I struggled for years, fighting an uphill battle I couldn’t figure out how to win. As the slope steepened and I began to tire, I cried out for help, my heart and mind heavy with agony and desperation. No one answered my plea, no one heard the screaming that drowned out every happy thought or memory I could cling to. I contemplated death by my own hand, frightening everyone around me and forcing them into more than a few painful situations.
I realized, after countless close shaves with insanity and hundreds of hours spent shut away in my room, that the answer had to come from within. The realization that changed my life (the one I’ve hinted at but never truly explained in my previous posts) came in surges that were initiated by my mother one night when I was a junior in high school. She called me into her room after we’d been screaming at each other all day, her voice breaking as she spoke. I shambled in, my head spinning with no sign of slowing down or losing any kind of momentum. I looked at her, and I saw that her face was soaked with tears. “Hayden,” she choked, her eyes searching mine, “when is this going to stop? When are you going to give yourself permission to love yourself and be loved by others?” I sat on the bed next to her, buried my face in my palms, and sobbed. “I’m broken,” I said, my chest heaving and my breaths coming in short, violent gasps. “I was born broken, and everyone else wasn’t.” She looked at me, managing a small smile as she said softly, “You only broke when you believed you were broken. You’ll be fixed the moment you discover how wrong you were.”
I left her room pensive and receptive, my world still in pieces but my resolve to find happiness stronger than ever. It took a few days for everything to hit me, but when it did, it hit hard. The chains holding me back broke (I could almost hear the clink!) and fell away, exposing me to an emotion I’d never experienced before. Gratitude. I was grateful to be me, to be the compassionate, understanding, accepting person I knew I was. When I started applying this gratitude to all areas of my life, my world flipped upside down and got a whole lot better. It took months for me to establish lasting friendships and to really delve into the methods and tools that would make me successful, but I knew all of that would come. This amazing turnaround made me realize that it wasn’t my Asperger’s or my differences that made me so unhappy for so long. It was my interpretation of these differences and my willingness to believe every negative thing anyone said to me that hurt and hindered me so much. The moment I welcomed my Asperger’s as an important part of who I was and as an amazing gift, I knew that I was going to be ok.

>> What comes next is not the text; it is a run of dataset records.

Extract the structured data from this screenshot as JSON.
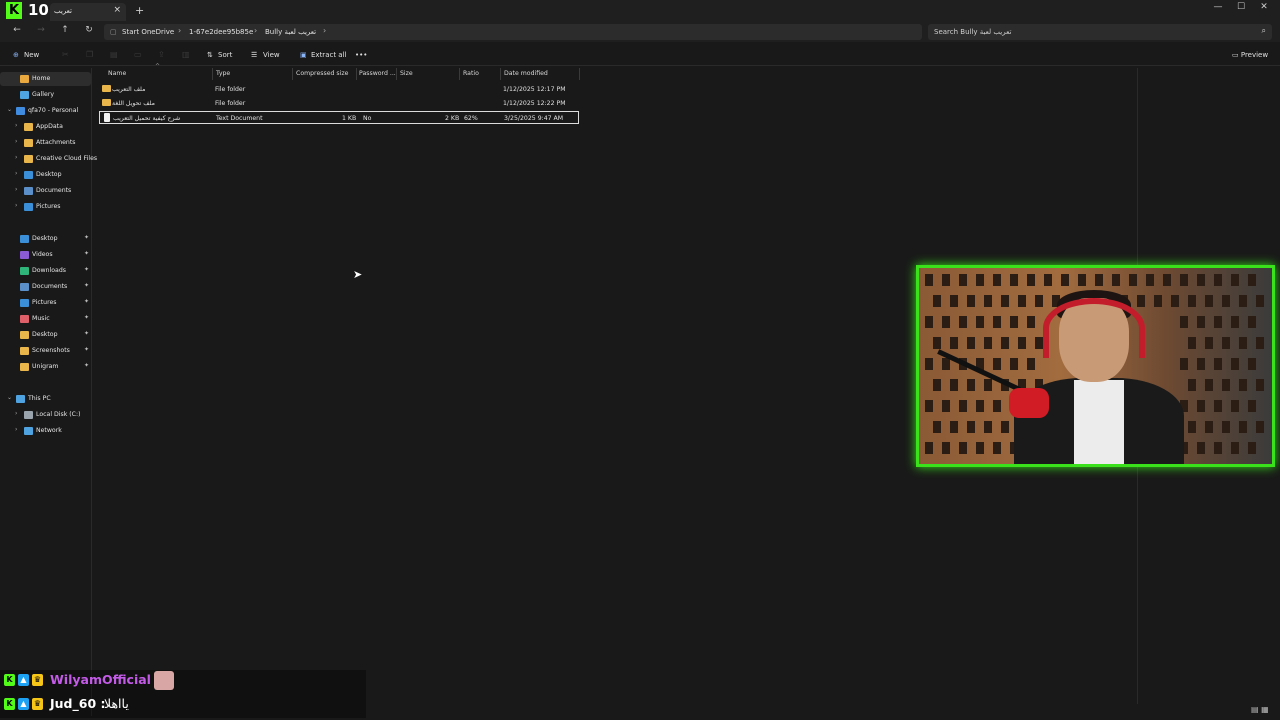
{
  "stream": {
    "viewer_count": "10",
    "chat": [
      {
        "user": "WilyamOfficial :",
        "message": "",
        "user_color": "#c45be8"
      },
      {
        "user": "Jud_60 :",
        "message": "يااهلا",
        "user_color": "#ffffff"
      }
    ]
  },
  "titlebar": {
    "tab_title": "تعريب",
    "tab_close": "×",
    "new_tab": "+",
    "minimize": "—",
    "maximize": "☐",
    "close": "✕"
  },
  "nav": {
    "back": "←",
    "forward": "→",
    "up": "↑",
    "refresh": "↻",
    "breadcrumbs": [
      "Start OneDrive",
      "1-67e2dee95b85e",
      "Bully تعريب لعبة"
    ],
    "search_placeholder": "Search Bully تعريب لعبة"
  },
  "commands": {
    "new": "New",
    "sort": "Sort",
    "view": "View",
    "extract_all": "Extract all",
    "more": "•••",
    "preview": "Preview"
  },
  "sidebar": {
    "top": [
      {
        "label": "Home",
        "icon": "home-icon",
        "color": "#e9a93e"
      },
      {
        "label": "Gallery",
        "icon": "gallery-icon",
        "color": "#4fa3e0"
      },
      {
        "label": "qfa70 - Personal",
        "icon": "onedrive-icon",
        "color": "#3f8ce0"
      },
      {
        "label": "AppData",
        "icon": "folder-icon",
        "color": "#e8b64a"
      },
      {
        "label": "Attachments",
        "icon": "folder-icon",
        "color": "#e8b64a"
      },
      {
        "label": "Creative Cloud Files",
        "icon": "folder-icon",
        "color": "#e8b64a"
      },
      {
        "label": "Desktop",
        "icon": "desktop-icon",
        "color": "#3b8fd9"
      },
      {
        "label": "Documents",
        "icon": "documents-icon",
        "color": "#5b8fc9"
      },
      {
        "label": "Pictures",
        "icon": "pictures-icon",
        "color": "#3b8fd9"
      }
    ],
    "quick": [
      {
        "label": "Desktop",
        "icon": "desktop-icon",
        "color": "#3b8fd9"
      },
      {
        "label": "Videos",
        "icon": "videos-icon",
        "color": "#8b5bd6"
      },
      {
        "label": "Downloads",
        "icon": "downloads-icon",
        "color": "#2fb47a"
      },
      {
        "label": "Documents",
        "icon": "documents-icon",
        "color": "#5b8fc9"
      },
      {
        "label": "Pictures",
        "icon": "pictures-icon",
        "color": "#3b8fd9"
      },
      {
        "label": "Music",
        "icon": "music-icon",
        "color": "#e0606a"
      },
      {
        "label": "Desktop",
        "icon": "folder-icon",
        "color": "#e8b64a"
      },
      {
        "label": "Screenshots",
        "icon": "folder-icon",
        "color": "#e8b64a"
      },
      {
        "label": "Unigram",
        "icon": "folder-icon",
        "color": "#e8b64a"
      }
    ],
    "devices": [
      {
        "label": "This PC",
        "icon": "pc-icon",
        "color": "#4fa3e0"
      },
      {
        "label": "Local Disk (C:)",
        "icon": "disk-icon",
        "color": "#9aa4ad"
      },
      {
        "label": "Network",
        "icon": "network-icon",
        "color": "#4fa3e0"
      }
    ]
  },
  "columns": {
    "name": "Name",
    "type": "Type",
    "compressed": "Compressed size",
    "password": "Password ...",
    "size": "Size",
    "ratio": "Ratio",
    "date": "Date modified"
  },
  "files": [
    {
      "name": "ملف التعريب",
      "type": "File folder",
      "compressed": "",
      "password": "",
      "size": "",
      "ratio": "",
      "date": "1/12/2025 12:17 PM",
      "kind": "folder"
    },
    {
      "name": "ملف تحويل اللغة",
      "type": "File folder",
      "compressed": "",
      "password": "",
      "size": "",
      "ratio": "",
      "date": "1/12/2025 12:22 PM",
      "kind": "folder"
    },
    {
      "name": "شرح كيفية تحميل التعريب",
      "type": "Text Document",
      "compressed": "1 KB",
      "password": "No",
      "size": "2 KB",
      "ratio": "62%",
      "date": "3/25/2025 9:47 AM",
      "kind": "text"
    }
  ],
  "colors": {
    "webcam_border": "#39e21a",
    "kick_green": "#53fc18"
  }
}
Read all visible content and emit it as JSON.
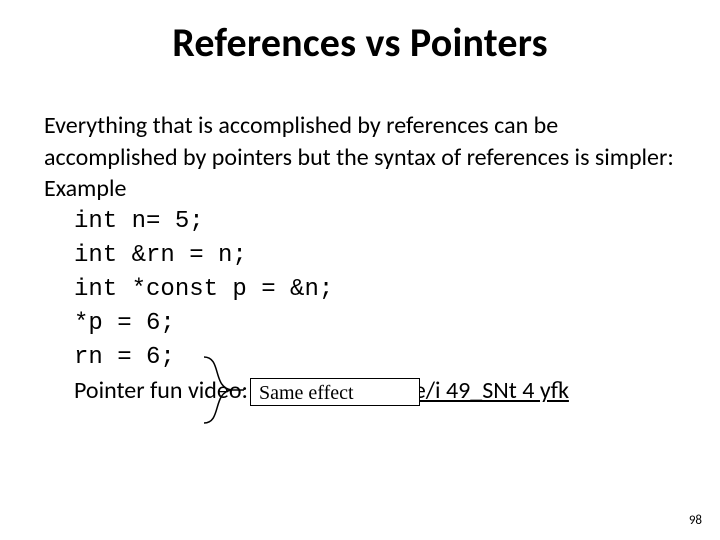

Everyone has their quirks, their differences, their characteristics that set them apart from every other human being on the planet. No one on this planet can be you better than you. It just can’t happen. Isn’t that the greatest strength anyone can ever possess? YOU are the only one of your kind on the planet, and no one excels at being you and knowing you like you do. Shouldn’t that be something to enjoy and celebrate? “Normal” doesn’t exist. Everyone on the planet is different and special in the most extraordinary ways, so “normal” can’t exist the way we think it does.
Be grateful that you are you. Love you for you. Live life with gratitude, not contempt or regret. I promise it will be the best decision you’ll ever make.